Umsetzung und Zeitplan
Die Mitgliedsstaaten haben bis zu drei Jahre Zeit, die neuen Vorschriften in nationales Recht umzusetzen. Hinzu kommt eine Übergangsfrist von einem Jahr, sodass mit einer vollständigen Umsetzung zwischen 2028 und 2030 zu rechnen ist. Einige Punkte wie die Digitalisierung des Führerscheins werden voraussichtlich zuerst in Pilotprojekten getestet. Das EU-Parlament betont, dass das Paket die Verkehrssicherheit langfristig erhöhen und den Straßenverkehr europaweit harmonisieren soll. Die Reform markiert einen der größten Schritte in der europäischen Verkehrspolitik der letzten Jahrzehnte.

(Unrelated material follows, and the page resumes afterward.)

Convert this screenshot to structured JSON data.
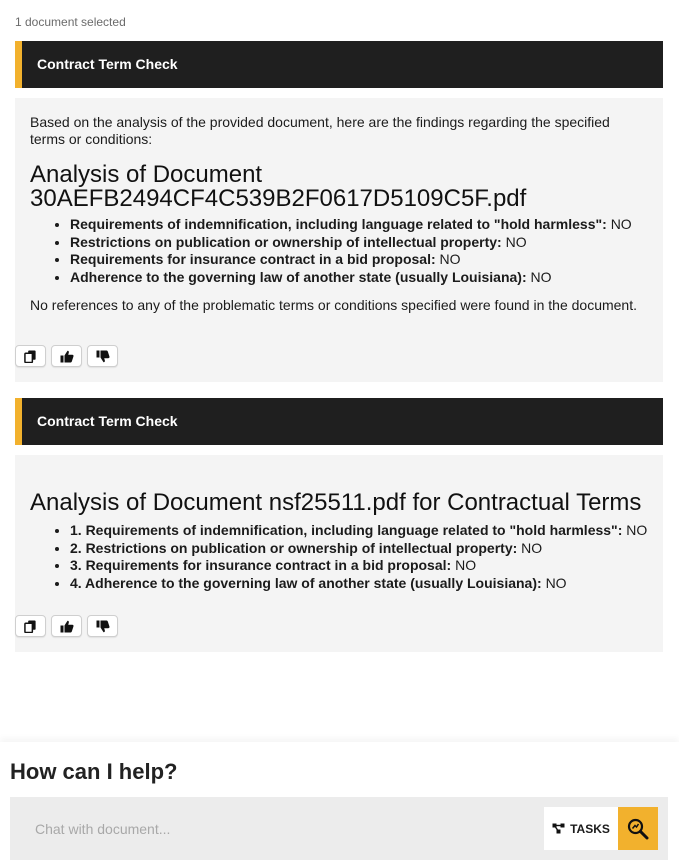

Mit den neuen Führerscheinregeln will die Europäische Union den Straßenverkehr sicherer, gerechter und moderner machen. Der digitale Führerschein, neue Altersgrenzen und einheitliche Sanktionen sollen europaweit für Klarheit sorgen. Gleichzeitig profitieren Bürger von mehr Flexibilität, etwa beim Reisen oder Arbeiten in anderen EU-Ländern. Bis alle Neuerungen greifen, wird es noch einige Jahre dauern – doch das Ziel ist klar: ein einheitliches, digitales und zukunftsorientiertes Verkehrssystem für ganz Europa.